Documenting Respiration
Document the rate, rhythm, depth, and ease. The minimum documentation is the number, but good charting includes the qualitative observations. Examples:
- "16 bpm, regular, easy, unlabored."
- "20 bpm, irregular with 5-second pause, shallow, reported to LPN Smith."
- "24 bpm, labored, wheezing noted on exhalation, reported to RN Jones, oxygen saturation per pulse oximeter 88 percent (nurse reading)."
Note that pulse oximetry is typically read by the licensed nurse or by the CNA if facility policy allows; if you read it, document it. If the nurse read it, note that the nurse obtained the reading. Do not document a number you did not personally observe.
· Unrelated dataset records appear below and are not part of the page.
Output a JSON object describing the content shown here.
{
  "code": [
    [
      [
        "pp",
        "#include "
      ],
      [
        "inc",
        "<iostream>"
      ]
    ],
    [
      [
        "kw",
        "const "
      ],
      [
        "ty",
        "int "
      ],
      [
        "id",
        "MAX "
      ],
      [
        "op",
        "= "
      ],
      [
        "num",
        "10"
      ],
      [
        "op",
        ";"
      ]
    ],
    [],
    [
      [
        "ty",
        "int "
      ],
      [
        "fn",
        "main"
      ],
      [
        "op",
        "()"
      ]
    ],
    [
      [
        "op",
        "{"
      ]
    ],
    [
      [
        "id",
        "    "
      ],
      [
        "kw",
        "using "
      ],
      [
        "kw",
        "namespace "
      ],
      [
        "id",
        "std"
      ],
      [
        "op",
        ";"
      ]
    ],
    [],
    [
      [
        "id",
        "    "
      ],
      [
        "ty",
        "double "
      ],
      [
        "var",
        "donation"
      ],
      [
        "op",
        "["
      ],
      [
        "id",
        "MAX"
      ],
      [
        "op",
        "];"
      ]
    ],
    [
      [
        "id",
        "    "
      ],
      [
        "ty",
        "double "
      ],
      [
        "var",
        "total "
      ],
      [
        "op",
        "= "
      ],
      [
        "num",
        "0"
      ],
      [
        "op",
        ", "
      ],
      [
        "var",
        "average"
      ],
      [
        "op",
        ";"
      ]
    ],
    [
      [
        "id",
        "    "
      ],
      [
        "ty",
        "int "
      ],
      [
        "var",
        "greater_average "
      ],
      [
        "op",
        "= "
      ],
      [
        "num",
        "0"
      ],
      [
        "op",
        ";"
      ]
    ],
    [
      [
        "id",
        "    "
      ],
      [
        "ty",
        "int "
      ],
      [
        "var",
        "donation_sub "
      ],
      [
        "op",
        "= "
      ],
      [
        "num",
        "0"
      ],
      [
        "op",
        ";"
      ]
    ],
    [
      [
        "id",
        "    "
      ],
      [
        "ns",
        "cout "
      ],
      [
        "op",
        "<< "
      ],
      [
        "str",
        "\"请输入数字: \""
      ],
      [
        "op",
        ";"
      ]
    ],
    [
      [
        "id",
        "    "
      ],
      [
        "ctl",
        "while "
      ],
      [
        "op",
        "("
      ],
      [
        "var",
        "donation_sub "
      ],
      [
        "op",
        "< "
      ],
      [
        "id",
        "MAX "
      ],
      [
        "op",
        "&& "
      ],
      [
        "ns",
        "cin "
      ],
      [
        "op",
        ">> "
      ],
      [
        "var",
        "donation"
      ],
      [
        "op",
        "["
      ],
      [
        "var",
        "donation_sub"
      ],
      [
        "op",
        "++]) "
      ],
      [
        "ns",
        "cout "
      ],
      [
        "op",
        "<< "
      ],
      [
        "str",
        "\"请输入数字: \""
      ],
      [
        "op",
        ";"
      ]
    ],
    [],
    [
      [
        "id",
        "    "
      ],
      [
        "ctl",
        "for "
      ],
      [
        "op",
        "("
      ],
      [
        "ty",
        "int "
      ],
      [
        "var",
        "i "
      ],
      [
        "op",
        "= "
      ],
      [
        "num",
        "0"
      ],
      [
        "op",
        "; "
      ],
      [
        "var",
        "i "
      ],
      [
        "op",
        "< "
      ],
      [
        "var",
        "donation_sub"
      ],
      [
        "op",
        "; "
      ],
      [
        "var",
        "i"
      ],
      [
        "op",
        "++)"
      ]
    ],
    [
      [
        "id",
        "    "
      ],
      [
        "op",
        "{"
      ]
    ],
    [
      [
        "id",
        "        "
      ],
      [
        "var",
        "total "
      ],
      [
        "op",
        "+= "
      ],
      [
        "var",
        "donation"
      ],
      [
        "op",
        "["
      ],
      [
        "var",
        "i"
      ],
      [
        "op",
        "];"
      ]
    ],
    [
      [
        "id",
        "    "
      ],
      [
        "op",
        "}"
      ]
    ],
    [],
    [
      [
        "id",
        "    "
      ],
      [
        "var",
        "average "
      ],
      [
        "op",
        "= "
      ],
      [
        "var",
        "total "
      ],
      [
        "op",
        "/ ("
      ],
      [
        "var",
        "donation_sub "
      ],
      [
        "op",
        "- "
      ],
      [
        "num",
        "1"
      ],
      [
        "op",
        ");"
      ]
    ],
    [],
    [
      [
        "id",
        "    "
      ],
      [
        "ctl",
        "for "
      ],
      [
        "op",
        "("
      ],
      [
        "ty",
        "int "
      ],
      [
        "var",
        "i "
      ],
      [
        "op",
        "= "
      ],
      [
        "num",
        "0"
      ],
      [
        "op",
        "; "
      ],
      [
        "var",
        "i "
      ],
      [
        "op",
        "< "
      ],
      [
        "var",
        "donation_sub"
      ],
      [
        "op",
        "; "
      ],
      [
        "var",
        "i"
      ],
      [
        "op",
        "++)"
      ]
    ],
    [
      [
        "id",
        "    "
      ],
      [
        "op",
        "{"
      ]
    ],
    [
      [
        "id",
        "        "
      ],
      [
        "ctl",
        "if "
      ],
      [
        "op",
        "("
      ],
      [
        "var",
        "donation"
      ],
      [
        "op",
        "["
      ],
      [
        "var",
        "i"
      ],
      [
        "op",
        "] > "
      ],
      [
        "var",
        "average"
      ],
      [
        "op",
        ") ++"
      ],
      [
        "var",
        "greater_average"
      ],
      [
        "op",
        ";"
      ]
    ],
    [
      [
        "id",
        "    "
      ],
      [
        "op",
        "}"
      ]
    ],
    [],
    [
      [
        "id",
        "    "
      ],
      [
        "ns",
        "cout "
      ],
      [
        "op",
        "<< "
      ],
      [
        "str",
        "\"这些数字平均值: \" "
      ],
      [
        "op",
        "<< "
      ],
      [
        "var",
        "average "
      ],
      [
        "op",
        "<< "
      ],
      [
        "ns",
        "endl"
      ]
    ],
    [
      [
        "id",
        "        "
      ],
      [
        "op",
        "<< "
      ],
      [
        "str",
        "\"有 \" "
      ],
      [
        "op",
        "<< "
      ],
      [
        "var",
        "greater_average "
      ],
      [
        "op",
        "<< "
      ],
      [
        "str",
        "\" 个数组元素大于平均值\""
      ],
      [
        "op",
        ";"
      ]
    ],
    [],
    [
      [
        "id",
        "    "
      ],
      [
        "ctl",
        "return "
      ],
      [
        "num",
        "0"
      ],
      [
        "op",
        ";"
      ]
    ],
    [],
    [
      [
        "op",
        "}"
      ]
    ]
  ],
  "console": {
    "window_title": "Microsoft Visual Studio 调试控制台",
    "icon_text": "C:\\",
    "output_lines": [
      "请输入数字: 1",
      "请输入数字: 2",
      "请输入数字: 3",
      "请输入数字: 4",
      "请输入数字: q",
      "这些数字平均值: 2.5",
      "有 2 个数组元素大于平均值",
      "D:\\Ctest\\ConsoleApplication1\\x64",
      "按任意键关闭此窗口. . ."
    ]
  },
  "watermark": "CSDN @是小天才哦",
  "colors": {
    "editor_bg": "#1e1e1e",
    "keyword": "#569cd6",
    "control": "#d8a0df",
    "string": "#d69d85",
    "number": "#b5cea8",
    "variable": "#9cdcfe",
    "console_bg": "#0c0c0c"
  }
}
You have just finished counting a resident's radial pulse for 60 seconds. How do you transition to counting respirations without altering the resident's breathing rate?
A resident's respiratory rate is 18 breaths per minute, within the 12-20 normal range. However, you notice the breathing is labored with visible retractions between the ribs and a faint wheeze. What should you do?
While counting a resident's respirations, you observe that the resident stops breathing for 8 seconds, then resumes. The rate over the full minute is 14. What is the correct action?